Reading, Messy by Tim Harford, I came across this story of how for his most famous concert and most successful recording, Keith Jarrett played a broken and under-sized piano and despite its limitations reached new heights.
The opera house, possibly because they had no interest in the late night jazz series, had supplied a small out of tune and broken piano.
Jarrett played anyway finding a way to to make himself heard and improvising music around the limitations of the piano.
Jarrett was prepared for this as he had already been playing concerts with no music and no rehearsal.

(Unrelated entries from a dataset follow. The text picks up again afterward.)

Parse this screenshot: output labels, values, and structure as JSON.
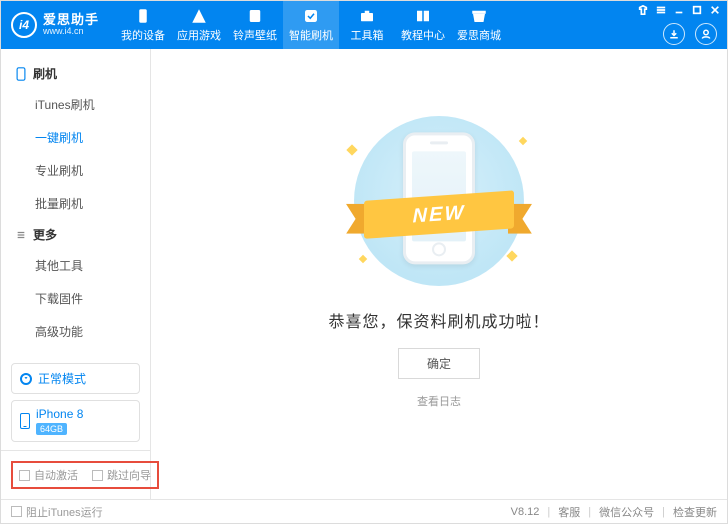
{
  "brand": {
    "title": "爱思助手",
    "subtitle": "www.i4.cn",
    "logo_text": "i4"
  },
  "nav": {
    "items": [
      {
        "label": "我的设备"
      },
      {
        "label": "应用游戏"
      },
      {
        "label": "铃声壁纸"
      },
      {
        "label": "智能刷机"
      },
      {
        "label": "工具箱"
      },
      {
        "label": "教程中心"
      },
      {
        "label": "爱思商城"
      }
    ],
    "active_index": 3
  },
  "sidebar": {
    "group1_title": "刷机",
    "group1": [
      {
        "label": "iTunes刷机"
      },
      {
        "label": "一键刷机"
      },
      {
        "label": "专业刷机"
      },
      {
        "label": "批量刷机"
      }
    ],
    "group1_active": 1,
    "group2_title": "更多",
    "group2": [
      {
        "label": "其他工具"
      },
      {
        "label": "下载固件"
      },
      {
        "label": "高级功能"
      }
    ],
    "status_label": "正常模式",
    "device_name": "iPhone 8",
    "device_capacity": "64GB",
    "opt_auto_activate": "自动激活",
    "opt_skip_guide": "跳过向导"
  },
  "main": {
    "ribbon_text": "NEW",
    "message": "恭喜您，保资料刷机成功啦！",
    "ok_label": "确定",
    "log_label": "查看日志"
  },
  "footer": {
    "block_itunes": "阻止iTunes运行",
    "version": "V8.12",
    "support": "客服",
    "wechat": "微信公众号",
    "update": "检查更新"
  }
}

“Sleep-deprived and harried that night, and his mood wasn’t helped by the fact that the opera house had supplied a relatively small, poorly tuned piano rather than the Bösendorfer grand that he requested. Even after an emergency tuning, the instrument supposedly sounded like a toy, with shrieking high notes and little projection in the low registers. On the record, having passed through two microphones, the piano has an almost otherworldly sound, like it’s five stories high and made of glass. Jarrett plays it harder than he does on his other solo recordings, bashing the keys and keeping largely to the mid-range notes, perhaps out of frustration. “What happened with this piano was that I was forced to play in what was—at the time—a new way,” he explained years later. “Somehow I felt I had to bring out whatever qualities this instrument had.”